Feature request: --sort-by

Something like: --sort-by [mtime|size|path|ext][,asc|desc].

This option could take one or an evolving combination of forms:

  • A single option.
  • Multiple hierarchical options, e.g.:
    • Sort first by extension, then by size
  • Multiple option groups, e.g.:
    • Sort first by age groups increasing by 10x (e.g. 1-10 days old, 10-100 days, 100-1000 days, etc.)
    • Then within each of those groupings, by size

Based on this comment, I understand this wouldn’t be easy, and isn’t how Restic was designed. It appears that Restic simply walks the directly tree, and backs up files as it encounters them. (?) This also appears to be how most FLOSS backup solutions work - but not how most commercial all-in-one “backup product and cloud storage” solutions, like Crashplan or Carbonite (which backup newest first…actually Crashplan does some combination of newest and smallest first).

My rationale (I suspect I’m not alone):

  • The older my data gets, the more ways I already have it backed up, both locally and in the cloud. I really don’t want to waste time, space, and money backing up stuff first that’s already backed up 20 ways to Sunday.
  • Most of my data is organized in folder structures like “…/YYYY/YYYYMMDD/…”. With quasi-alphabetical directory crawling, my oldest stuff would get backed up first.
  • Not even considering those factors, my newest data is simply more important. (E.g. active working projects that generate income. You’re more likely to get audited for recent tax years than past. Etc.)
  • With 7TB of data to back up, and growing ~1.5x per year, I can’t wait 1-2 years to back up my most recent changes to cloud storage!

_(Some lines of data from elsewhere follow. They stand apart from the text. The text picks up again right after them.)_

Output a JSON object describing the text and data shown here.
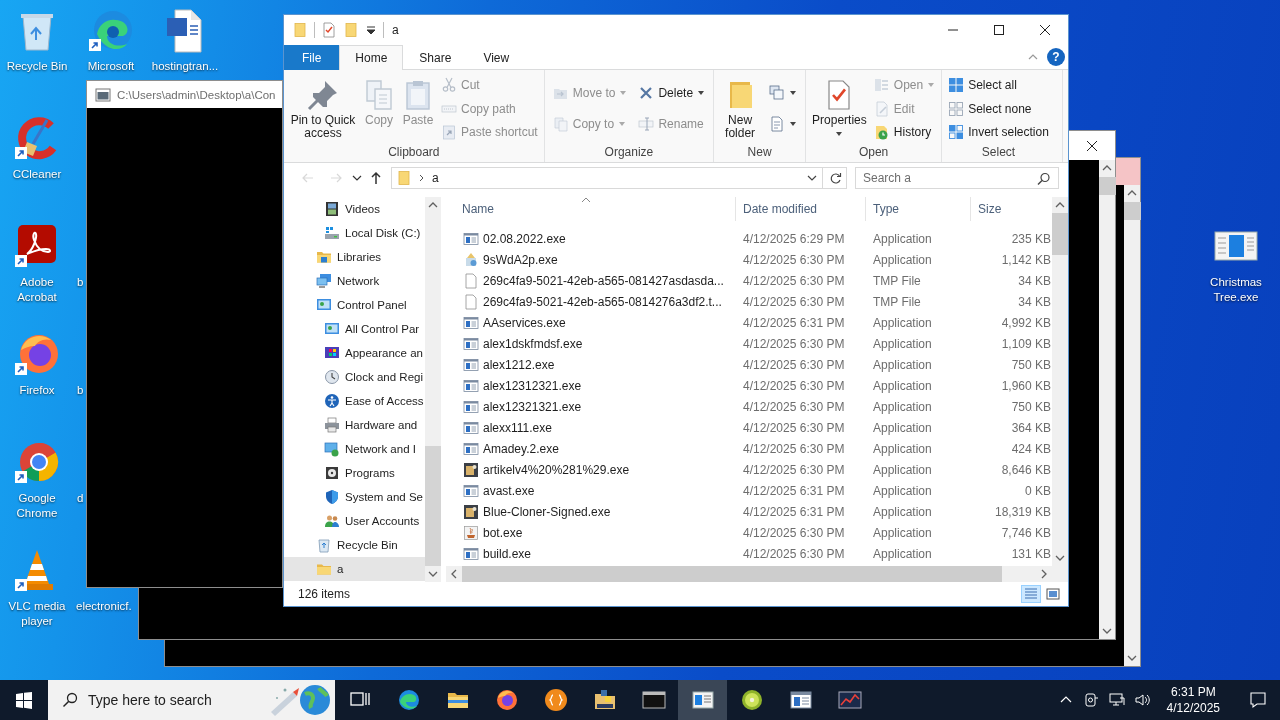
{
  "desktop_icons": [
    {
      "label": "Recycle Bin",
      "kind": "recycle-bin",
      "shortcut": false
    },
    {
      "label": "Microsoft",
      "kind": "edge",
      "shortcut": true
    },
    {
      "label": "hostingtran...",
      "kind": "document",
      "shortcut": false
    },
    {
      "label": "CCleaner",
      "kind": "cleaner",
      "shortcut": true
    },
    {
      "label": "Adobe Acrobat",
      "kind": "acrobat",
      "shortcut": true
    },
    {
      "label": "b",
      "kind": "hidden"
    },
    {
      "label": "Firefox",
      "kind": "firefox",
      "shortcut": true
    },
    {
      "label": "b",
      "kind": "hidden"
    },
    {
      "label": "Google Chrome",
      "kind": "chrome",
      "shortcut": true
    },
    {
      "label": "d",
      "kind": "hidden"
    },
    {
      "label": "VLC media player",
      "kind": "vlc",
      "shortcut": true
    },
    {
      "label": "electronicf.",
      "kind": "hidden"
    },
    {
      "label": "Christmas Tree.exe",
      "kind": "app-window",
      "shortcut": false
    }
  ],
  "console_windows": [
    {
      "kind": "titled",
      "title": "C:\\Users\\admin\\Desktop\\a\\Con"
    },
    {
      "kind": "closable"
    },
    {
      "kind": "tinted"
    }
  ],
  "explorer": {
    "title": "a",
    "help": "?",
    "ribbon_tabs": [
      {
        "label": "File",
        "kind": "file",
        "selected": false
      },
      {
        "label": "Home",
        "kind": "tab",
        "selected": true
      },
      {
        "label": "Share",
        "kind": "tab",
        "selected": false
      },
      {
        "label": "View",
        "kind": "tab",
        "selected": false
      }
    ],
    "ribbon_groups": [
      {
        "label": "Clipboard",
        "columns": [
          {
            "kind": "large",
            "commands": [
              {
                "kind": "pin",
                "label": "Pin to Quick access",
                "disabled": false,
                "dropdown": false
              }
            ]
          },
          {
            "kind": "large",
            "commands": [
              {
                "kind": "copy",
                "label": "Copy",
                "disabled": true,
                "dropdown": false
              }
            ]
          },
          {
            "kind": "large",
            "commands": [
              {
                "kind": "paste",
                "label": "Paste",
                "disabled": true,
                "dropdown": false
              }
            ]
          },
          {
            "kind": "stack",
            "commands": [
              {
                "kind": "cut",
                "label": "Cut",
                "disabled": true,
                "dropdown": false
              },
              {
                "kind": "copy-path",
                "label": "Copy path",
                "disabled": true,
                "dropdown": false
              },
              {
                "kind": "paste-shortcut",
                "label": "Paste shortcut",
                "disabled": true,
                "dropdown": false
              }
            ]
          }
        ]
      },
      {
        "label": "Organize",
        "columns": [
          {
            "kind": "stack",
            "commands": [
              {
                "kind": "move-to",
                "label": "Move to",
                "disabled": true,
                "dropdown": true
              },
              {
                "kind": "copy-to",
                "label": "Copy to",
                "disabled": true,
                "dropdown": true
              }
            ]
          },
          {
            "kind": "stack",
            "commands": [
              {
                "kind": "delete",
                "label": "Delete",
                "disabled": false,
                "dropdown": true
              },
              {
                "kind": "rename",
                "label": "Rename",
                "disabled": true,
                "dropdown": false
              }
            ]
          }
        ]
      },
      {
        "label": "New",
        "columns": [
          {
            "kind": "large",
            "commands": [
              {
                "kind": "new-folder",
                "label": "New folder",
                "disabled": false,
                "dropdown": false
              }
            ]
          },
          {
            "kind": "stack",
            "commands": [
              {
                "kind": "new-item",
                "disabled": false,
                "dropdown": true
              },
              {
                "kind": "easy-access",
                "disabled": false,
                "dropdown": true
              }
            ]
          }
        ]
      },
      {
        "label": "Open",
        "columns": [
          {
            "kind": "large",
            "commands": [
              {
                "kind": "properties",
                "label": "Properties",
                "disabled": false,
                "dropdown": true
              }
            ]
          },
          {
            "kind": "stack",
            "commands": [
              {
                "kind": "open",
                "label": "Open",
                "disabled": true,
                "dropdown": true
              },
              {
                "kind": "edit",
                "label": "Edit",
                "disabled": true,
                "dropdown": false
              },
              {
                "kind": "history",
                "label": "History",
                "disabled": false,
                "dropdown": false
              }
            ]
          }
        ]
      },
      {
        "label": "Select",
        "columns": [
          {
            "kind": "stack",
            "commands": [
              {
                "kind": "select-all",
                "label": "Select all",
                "disabled": false,
                "dropdown": false
              },
              {
                "kind": "select-none",
                "label": "Select none",
                "disabled": false,
                "dropdown": false
              },
              {
                "kind": "invert-selection",
                "label": "Invert selection",
                "disabled": false,
                "dropdown": false
              }
            ]
          }
        ]
      }
    ],
    "nav_buttons": [
      {
        "kind": "back",
        "disabled": true
      },
      {
        "kind": "forward",
        "disabled": true
      },
      {
        "kind": "recent",
        "disabled": false
      },
      {
        "kind": "up",
        "disabled": false
      }
    ],
    "path": [
      "a"
    ],
    "search": {
      "placeholder": "Search a"
    },
    "navigation": [
      {
        "children": [
          {
            "label": "Videos",
            "kind": "videos",
            "selected": false
          },
          {
            "label": "Local Disk (C:)",
            "kind": "disk",
            "selected": false
          }
        ]
      },
      {
        "label": "Libraries",
        "kind": "libraries",
        "selected": false
      },
      {
        "label": "Network",
        "kind": "network",
        "selected": false
      },
      {
        "label": "Control Panel",
        "kind": "control-panel",
        "selected": false,
        "children": [
          {
            "label": "All Control Par",
            "kind": "control-panel",
            "selected": false
          },
          {
            "label": "Appearance an",
            "kind": "appearance",
            "selected": false
          },
          {
            "label": "Clock and Regi",
            "kind": "clock",
            "selected": false
          },
          {
            "label": "Ease of Access",
            "kind": "ease",
            "selected": false
          },
          {
            "label": "Hardware and",
            "kind": "hardware",
            "selected": false
          },
          {
            "label": "Network and I",
            "kind": "network-internet",
            "selected": false
          },
          {
            "label": "Programs",
            "kind": "programs",
            "selected": false
          },
          {
            "label": "System and Se",
            "kind": "system",
            "selected": false
          },
          {
            "label": "User Accounts",
            "kind": "users",
            "selected": false
          }
        ]
      },
      {
        "label": "Recycle Bin",
        "kind": "recycle",
        "selected": false
      },
      {
        "label": "a",
        "kind": "folder",
        "selected": true
      }
    ],
    "file_list": {
      "columns": [
        {
          "label": "Name",
          "sorted": true
        },
        {
          "label": "Date modified"
        },
        {
          "label": "Type"
        },
        {
          "label": "Size"
        }
      ],
      "rows": [
        {
          "name": "02.08.2022.exe",
          "date": "4/12/2025 6:29 PM",
          "type": "Application",
          "size": "235 KB",
          "kind": "app",
          "selected": false
        },
        {
          "name": "9sWdA2p.exe",
          "date": "4/12/2025 6:30 PM",
          "type": "Application",
          "size": "1,142 KB",
          "kind": "setup",
          "selected": false
        },
        {
          "name": "269c4fa9-5021-42eb-a565-081427asdasda...",
          "date": "4/12/2025 6:30 PM",
          "type": "TMP File",
          "size": "34 KB",
          "kind": "file",
          "selected": false
        },
        {
          "name": "269c4fa9-5021-42eb-a565-0814276a3df2.t...",
          "date": "4/12/2025 6:30 PM",
          "type": "TMP File",
          "size": "34 KB",
          "kind": "file",
          "selected": false
        },
        {
          "name": "AAservices.exe",
          "date": "4/12/2025 6:31 PM",
          "type": "Application",
          "size": "4,992 KB",
          "kind": "app",
          "selected": false
        },
        {
          "name": "alex1dskfmdsf.exe",
          "date": "4/12/2025 6:30 PM",
          "type": "Application",
          "size": "1,109 KB",
          "kind": "app",
          "selected": false
        },
        {
          "name": "alex1212.exe",
          "date": "4/12/2025 6:30 PM",
          "type": "Application",
          "size": "750 KB",
          "kind": "app",
          "selected": false
        },
        {
          "name": "alex12312321.exe",
          "date": "4/12/2025 6:30 PM",
          "type": "Application",
          "size": "1,960 KB",
          "kind": "app",
          "selected": false
        },
        {
          "name": "alex12321321.exe",
          "date": "4/12/2025 6:30 PM",
          "type": "Application",
          "size": "750 KB",
          "kind": "app",
          "selected": false
        },
        {
          "name": "alexx111.exe",
          "date": "4/12/2025 6:30 PM",
          "type": "Application",
          "size": "364 KB",
          "kind": "app",
          "selected": false
        },
        {
          "name": "Amadey.2.exe",
          "date": "4/12/2025 6:30 PM",
          "type": "Application",
          "size": "424 KB",
          "kind": "app",
          "selected": false
        },
        {
          "name": "artikelv4%20%281%29.exe",
          "date": "4/12/2025 6:30 PM",
          "type": "Application",
          "size": "8,646 KB",
          "kind": "image",
          "selected": false
        },
        {
          "name": "avast.exe",
          "date": "4/12/2025 6:31 PM",
          "type": "Application",
          "size": "0 KB",
          "kind": "app",
          "selected": false
        },
        {
          "name": "Blue-Cloner-Signed.exe",
          "date": "4/12/2025 6:31 PM",
          "type": "Application",
          "size": "18,319 KB",
          "kind": "image",
          "selected": false
        },
        {
          "name": "bot.exe",
          "date": "4/12/2025 6:30 PM",
          "type": "Application",
          "size": "7,746 KB",
          "kind": "cup",
          "selected": false
        },
        {
          "name": "build.exe",
          "date": "4/12/2025 6:30 PM",
          "type": "Application",
          "size": "131 KB",
          "kind": "app",
          "selected": false
        }
      ]
    },
    "status": {
      "item_count": "126 items",
      "views": [
        {
          "kind": "details",
          "selected": true
        },
        {
          "kind": "large-icons",
          "selected": false
        }
      ]
    }
  },
  "taskbar": {
    "search_placeholder": "Type here to search",
    "apps": [
      {
        "kind": "task-view",
        "selected": false
      },
      {
        "kind": "edge",
        "selected": false
      },
      {
        "kind": "file-explorer",
        "selected": false
      },
      {
        "kind": "firefox",
        "selected": false
      },
      {
        "kind": "orange-app",
        "selected": false
      },
      {
        "kind": "python-app",
        "selected": false
      },
      {
        "kind": "console",
        "selected": false
      },
      {
        "kind": "window-app",
        "selected": true
      },
      {
        "kind": "kiwi",
        "selected": false
      },
      {
        "kind": "blue-window-app",
        "selected": false
      },
      {
        "kind": "chart-app",
        "selected": false
      }
    ],
    "time": "6:31 PM",
    "date": "4/12/2025"
  }
}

I realize I can get creative with things like an ever-updating configuration of mount --bind and exclude options, to get small blocks of newest stuff backed up first. And I could live with that. But I’d really like a “set-and-forget” solution that kept my newest stuff backing up. That’s one of the many things I loved about Crashplan, backing up newest first. (Among all of the awful things, like the rut of disastrous business decisions Code42 seems to be stuck in lately which has me convinced they won’t survive much longer.)

How does Crashplan do it? It does a full filesystem scan once a day (or however frequently you define). In addition to that, it subscribes to filesystem change notifications.

Note that, to some extent, you can do this yourself (assuming a Unixy environment) using e.g. find -type f -mtime -30 to only list files that were last modified in the last 30 days, and combine this with restic backup --files-from.

1 Like

Bingo! That’s totally the solution. I’ve already been working on a separate solution for generating --files-from style output (for rsync but would also work for this), from an input definition file of include & exclude regexes and other declarations - basically the first bullet points section at the top of this post. Thanks a million.